Proving the finiteness of Expectation given a geometric condition

Question

For a non-negative integer-valued random variable $X$, it is given that $P(X > kN) \le p^k$ for any $k \ge 1$ with some fixed $0 < p < 1$ and fixed $N > 0$, then show that $E[X] < \infty$.

My approach :

We know that for an integer valued RV which is non-negative, $E[X]=\sum_{i=0}^{\infty}P[X>i]$.

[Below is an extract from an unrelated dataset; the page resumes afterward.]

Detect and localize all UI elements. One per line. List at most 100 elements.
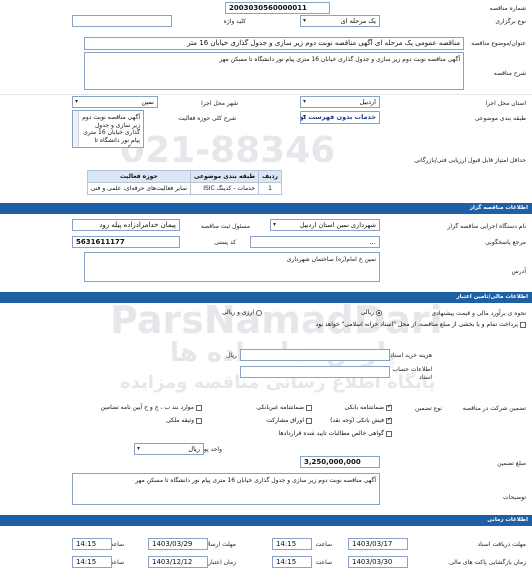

My plan was to take $k=\frac{i}{N}$ and thus $E[X]$ is bounded above by a geometric series. But the only caveat is that $k$ in my case might not be $\ge 1$. I am stuck here! Anyone with other ideas?

Answer 1

Note that $\{kN: k \in \mathbb{N}_0\} = N\mathbb{N}_0 = \{0, N, 2N, 3N, \cdots\}$. Note that \begin{align*} P(X > i) \le P(X > kN) \quad \text{whenever } kN \le i < (k+1)N \end{align*} and so \begin{align*} E[X] = \sum_{i=0}^{\infty} P(X > i) \le N \sum_{k=0}^{\infty}P(X > kN) \le N\sum_{k=0}^{\infty} p^k = \frac{N}{1-p} < \infty \end{align*}

Answer 2

Let $Y=X/N$. Since $P(Y>0)\leq 1$ and $P(Y>i)\leq p^i$ for all $i\geq 1$, we have: $$E(Y)=\sum_{i=0}^\infty P(Y>i)\leq 1+\sum_{i=1}^\infty p^i = \frac{1}{1-p} < \infty.$$ The result follows (and $E(X)\leq N/(1-p)$).